The nonprofit organization, which had leased the hangar since 2011, received notice of lease termination from the airport board last November. The airport is demolishing the building to construct a $5-million, 21,000-square-foot hangar to house the Historic Flight Foundation’s collection of rare aircraft from the 1920s to the 1950s.

EAA, which had a 5-year lease with the airport through 2021, was initially given until May to vacate, but the notice was extended on a month-to-month basis by the airport through Aug. 17.

EAA member and former Spokane chapter president Jack Hohner said the organization met with Spokane Airports CEO Larry Krauter to discuss relocating to a different, 7,000-square-foot hangar by the end of August, with a one-year lease.

“We said the lease would have to be approved by our entire membership. They told us we could move into building 17 on a month-to-month basis until the new lease was resolved, and we had time to take it to the membership to negotiate better terms,” Hohner said.

The airport board wrote to the EAA, in a letter dated July 17, that the current tenant of building 17 would vacate by Aug. 31 and the west side of the hangar would be vacant prior to that date.

“This will allow EAA to store its personal property in the building until the tenant has vacated the entire building,” the letter said.

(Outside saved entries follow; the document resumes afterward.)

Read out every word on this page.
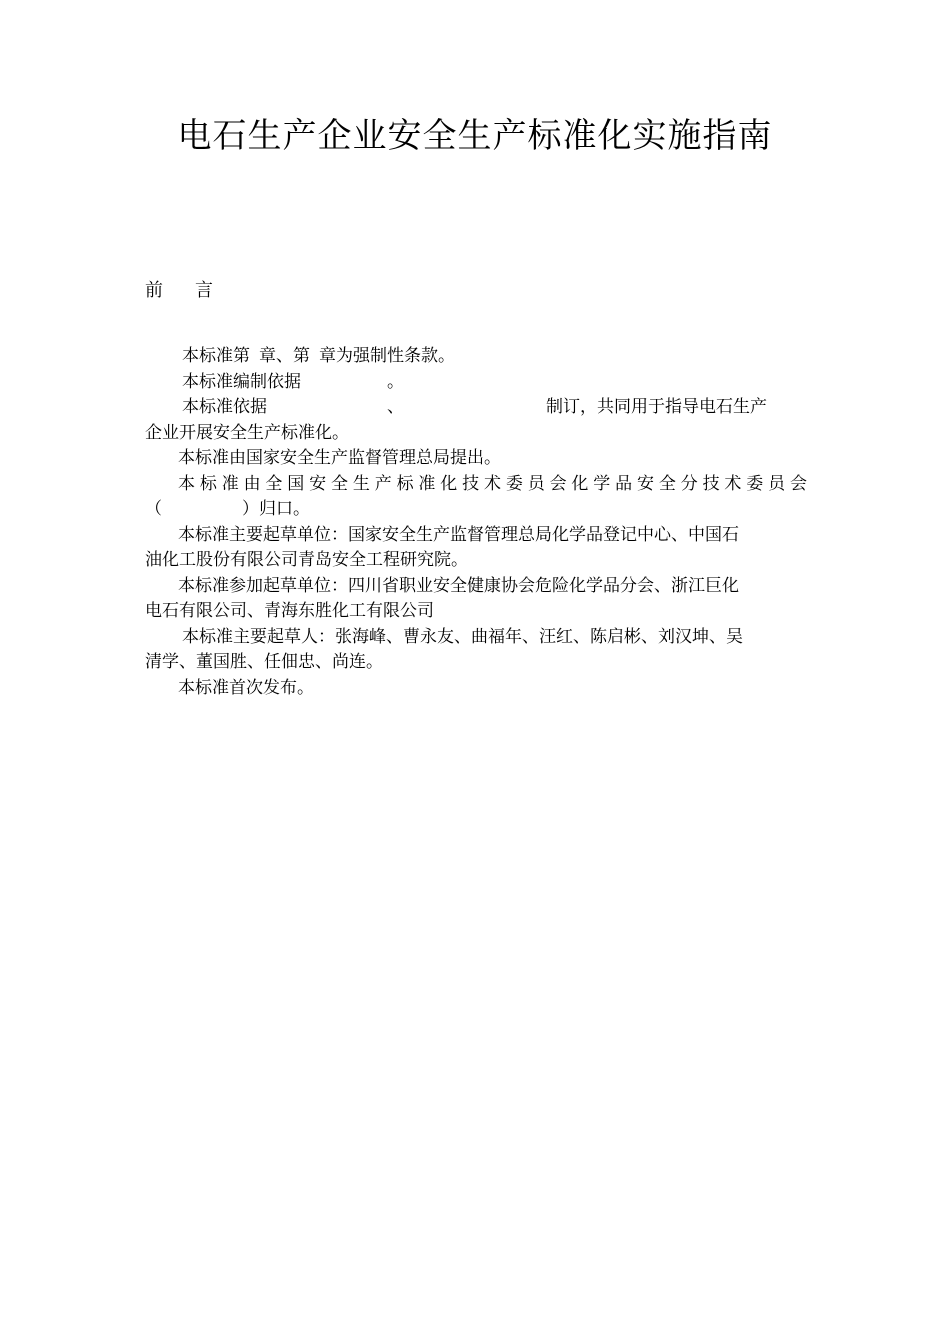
电石生产企业安全生产标准化实施指南
前 言

本标准第 章、第 章为强制性条款。

本标准编制依据	。

本标准依据	、	制订，共同用于指导电石生产
企业开展安全生产标准化。

本标准由国家安全生产监督管理总局提出。

本标准由全国安全生产标准化技术委员会化学品安全分技术委员会
（	）归口。

本标准主要起草单位：国家安全生产监督管理总局化学品登记中心、中国石
油化工股份有限公司青岛安全工程研究院。

本标准参加起草单位：四川省职业安全健康协会危险化学品分会、浙江巨化
电石有限公司、青海东胜化工有限公司

本标准主要起草人：张海峰、曹永友、曲福年、汪红、陈启彬、刘汉坤、吴
清学、董国胜、任佃忠、尚连。

本标准首次发布。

Hohner said the airport board gave EAA until Aug. 20 to move its belongings.

“We were starting to pack up and move,” he said. “We asked when we would get the keys to building 17. We kept waiting for the keys and they never showed up, and we had no place to move to.”

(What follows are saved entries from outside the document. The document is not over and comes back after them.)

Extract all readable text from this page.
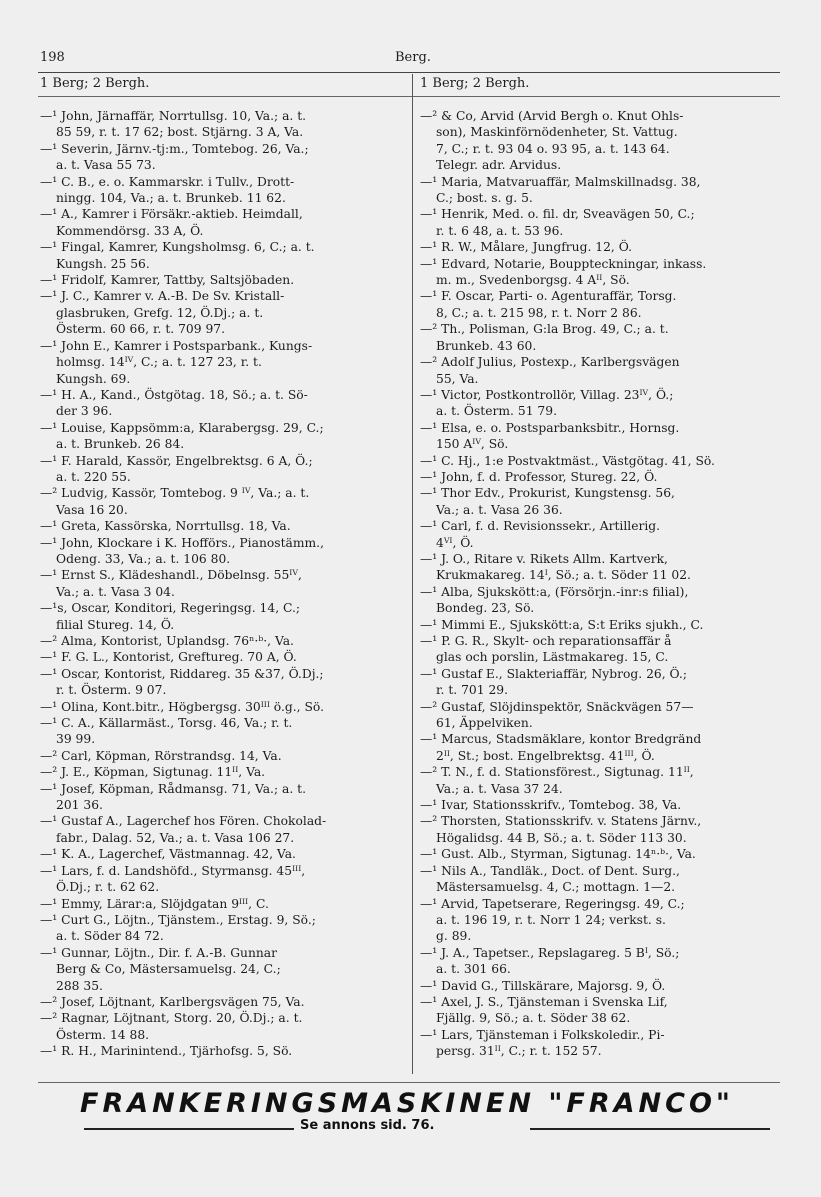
198	Berg.
1 Berg; 2 Bergh.	1 Berg; 2 Bergh.
—¹ John, Järnaffär, Norrtullsg. 10, Va.; a. t.
85 59, r. t. 17 62; bost. Stjärng. 3 A, Va.
—¹ Severin, Järnv.-tj:m., Tomtebog. 26, Va.;
a. t. Vasa 55 73.
—¹ C. B., e. o. Kammarskr. i Tullv., Drott-
ningg. 104, Va.; a. t. Brunkeb. 11 62.
—¹ A., Kamrer i Försäkr.-aktieb. Heimdall,
Kommendörsg. 33 A, Ö.
—¹ Fingal, Kamrer, Kungsholmsg. 6, C.; a. t.
Kungsh. 25 56.
—¹ Fridolf, Kamrer, Tattby, Saltsjöbaden.
—¹ J. C., Kamrer v. A.-B. De Sv. Kristall-
glasbruken, Grefg. 12, Ö.Dj.; a. t.
Österm. 60 66, r. t. 709 97.
—¹ John E., Kamrer i Postsparbank., Kungs-
holmsg. 14ᴵⱽ, C.; a. t. 127 23, r. t.
Kungsh. 69.
—¹ H. A., Kand., Östgötag. 18, Sö.; a. t. Sö-
der 3 96.
—¹ Louise, Kappsömm:a, Klarabergsg. 29, C.;
a. t. Brunkeb. 26 84.
—¹ F. Harald, Kassör, Engelbrektsg. 6 A, Ö.;
a. t. 220 55.
—² Ludvig, Kassör, Tomtebog. 9 ᴵⱽ, Va.; a. t.
Vasa 16 20.
—¹ Greta, Kassörska, Norrtullsg. 18, Va.
—¹ John, Klockare i K. Hofförs., Pianostämm.,
Odeng. 33, Va.; a. t. 106 80.
—¹ Ernst S., Klädeshandl., Döbelnsg. 55ᴵⱽ,
Va.; a. t. Vasa 3 04.
—¹s, Oscar, Konditori, Regeringsg. 14, C.;
filial Stureg. 14, Ö.
—² Alma, Kontorist, Uplandsg. 76ⁿ·ᵇ·, Va.
—¹ F. G. L., Kontorist, Greftureg. 70 A, Ö.
—¹ Oscar, Kontorist, Riddareg. 35 &37, Ö.Dj.;
r. t. Österm. 9 07.
—¹ Olina, Kont.bitr., Högbergsg. 30ᴵᴵᴵ ö.g., Sö.
—¹ C. A., Källarmäst., Torsg. 46, Va.; r. t.
39 99.
—² Carl, Köpman, Rörstrandsg. 14, Va.
—² J. E., Köpman, Sigtunag. 11ᴵᴵ, Va.
—¹ Josef, Köpman, Rådmansg. 71, Va.; a. t.
201 36.
—¹ Gustaf A., Lagerchef hos Fören. Chokolad-
fabr., Dalag. 52, Va.; a. t. Vasa 106 27.
—¹ K. A., Lagerchef, Västmannag. 42, Va.
—¹ Lars, f. d. Landshöfd., Styrmansg. 45ᴵᴵᴵ,
Ö.Dj.; r. t. 62 62.
—¹ Emmy, Lärar:a, Slöjdgatan 9ᴵᴵᴵ, C.
—¹ Curt G., Löjtn., Tjänstem., Erstag. 9, Sö.;
a. t. Söder 84 72.
—¹ Gunnar, Löjtn., Dir. f. A.-B. Gunnar
Berg & Co, Mästersamuelsg. 24, C.;
288 35.
—² Josef, Löjtnant, Karlbergsvägen 75, Va.
—² Ragnar, Löjtnant, Storg. 20, Ö.Dj.; a. t.
Österm. 14 88.
—¹ R. H., Marinintend., Tjärhofsg. 5, Sö.
—² & Co, Arvid (Arvid Bergh o. Knut Ohls-
son), Maskinförnödenheter, St. Vattug.
7, C.; r. t. 93 04 o. 93 95, a. t. 143 64.
Telegr. adr. Arvidus.
—¹ Maria, Matvaruaffär, Malmskillnadsg. 38,
C.; bost. s. g. 5.
—¹ Henrik, Med. o. fil. dr, Sveavägen 50, C.;
r. t. 6 48, a. t. 53 96.
—¹ R. W., Målare, Jungfrug. 12, Ö.
—¹ Edvard, Notarie, Bouppteckningar, inkass.
m. m., Svedenborgsg. 4 Aᴵᴵ, Sö.
—¹ F. Oscar, Parti- o. Agenturaffär, Torsg.
8, C.; a. t. 215 98, r. t. Norr 2 86.
—² Th., Polisman, G:la Brog. 49, C.; a. t.
Brunkeb. 43 60.
—² Adolf Julius, Postexp., Karlbergsvägen
55, Va.
—¹ Victor, Postkontrollör, Villag. 23ᴵⱽ, Ö.;
a. t. Österm. 51 79.
—¹ Elsa, e. o. Postsparbanksbitr., Hornsg.
150 Aᴵⱽ, Sö.
—¹ C. Hj., 1:e Postvaktmäst., Västgötag. 41, Sö.
—¹ John, f. d. Professor, Stureg. 22, Ö.
—¹ Thor Edv., Prokurist, Kungstensg. 56,
Va.; a. t. Vasa 26 36.
—¹ Carl, f. d. Revisionssekr., Artillerig.
4ⱽᴵ, Ö.
—¹ J. O., Ritare v. Rikets Allm. Kartverk,
Krukmakareg. 14ᴵ, Sö.; a. t. Söder 11 02.
—¹ Alba, Sjukskött:a, (Försörjn.-inr:s filial),
Bondeg. 23, Sö.
—¹ Mimmi E., Sjukskött:a, S:t Eriks sjukh., C.
—¹ P. G. R., Skylt- och reparationsaffär å
glas och porslin, Lästmakareg. 15, C.
—¹ Gustaf E., Slakteriaffär, Nybrog. 26, Ö.;
r. t. 701 29.
—² Gustaf, Slöjdinspektör, Snäckvägen 57—
61, Äppelviken.
—¹ Marcus, Stadsmäklare, kontor Bredgränd
2ᴵᴵ, St.; bost. Engelbrektsg. 41ᴵᴵᴵ, Ö.
—² T. N., f. d. Stationsförest., Sigtunag. 11ᴵᴵ,
Va.; a. t. Vasa 37 24.
—¹ Ivar, Stationsskrifv., Tomtebog. 38, Va.
—² Thorsten, Stationsskrifv. v. Statens Järnv.,
Högalidsg. 44 B, Sö.; a. t. Söder 113 30.
—¹ Gust. Alb., Styrman, Sigtunag. 14ⁿ·ᵇ·, Va.
—¹ Nils A., Tandläk., Doct. of Dent. Surg.,
Mästersamuelsg. 4, C.; mottagn. 1—2.
—¹ Arvid, Tapetserare, Regeringsg. 49, C.;
a. t. 196 19, r. t. Norr 1 24; verkst. s.
g. 89.
—¹ J. A., Tapetser., Repslagareg. 5 Bᴵ, Sö.;
a. t. 301 66.
—¹ David G., Tillskärare, Majorsg. 9, Ö.
—¹ Axel, J. S., Tjänsteman i Svenska Lif,
Fjällg. 9, Sö.; a. t. Söder 38 62.
—¹ Lars, Tjänsteman i Folkskoledir., Pi-
persg. 31ᴵᴵ, C.; r. t. 152 57.
FRANKERINGSMASKINEN "FRANCO"
Se annons sid. 76.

On August 20, the Spokane Airport Board filed in Spokane County Superior Court to evict EAA from the hangar, stating it was exercising its contractual right to terminate the lease with 180 days advance written notice, which is indicated in the agreement.

EAA claims the airport board didn’t follow through with its promise to relocate the organization to a substitute hangar and was surprised to receive an eviction notice.

“We were shellshocked,” Hohner said. “We thought we’d all be moved into building 17.”

Brian Werst, attorney for the Spokane Airport Board, said in an email that because EAA didn’t vacate the hangar, it forced the airport to file the unlawful detainer, unless the organization could post a $230,000 bond, which it failed to do.

“As a result, EAA vacated the hangar, leaving behind numerous items and property. The Airport stored EAA’s remaining property in two 8-by-20-foot storage containers until EAA advised the airport could dispose of the remaining property,” he said. “The matter is currently being litigated regarding the interpretation of the lease and the recovery of damages incurred by the Airport due to EAA’s refusal to vacate the hangar. We cannot further comment on matters that are part of the pending litigation.”

Attorney Robert Dunn of Dunn & Black, P.S., who is representing EAA, filed a response and counterclaim in Superior Court on Sept. 28, stating the airport board is in breach of the lease agreement in prematurely canceling the lease and refusing to relocate EAA to a substitute facility, as agreed upon in the lease agreement if displacement was caused by expansion at Felts Field.

The countersuit alleges the airport board is relying on “cherry-picked language” from a portion of the lease that states either party may cancel the agreement with 180 days advance notice. EAA claims the lease is subject only to cancellation under grounds listed such as bankruptcy, default on lease payments or failing to abide by building maintenance and upkeep requirements.

In 2007, Spokane Airways filed a similar lawsuit against Spokane International Airport, claiming it was forced to vacate six of nine buildings it occupied at the west end of the airport without receiving payment to relocate or a replacement building, which was required under its lease agreement. The airport board settled for more than $1.8 million with Spokane Airways in 2010.

The future of EAA, with more than 150 members in Spokane, is now up in the air, with a court date set for mid-October and no immediate plans to relocate to another airport.

“It is difficult to plan for the future if you are being sued,” Hohner said. “It’s very difficult to replace what we had, and very difficult to substitute what we were promised.”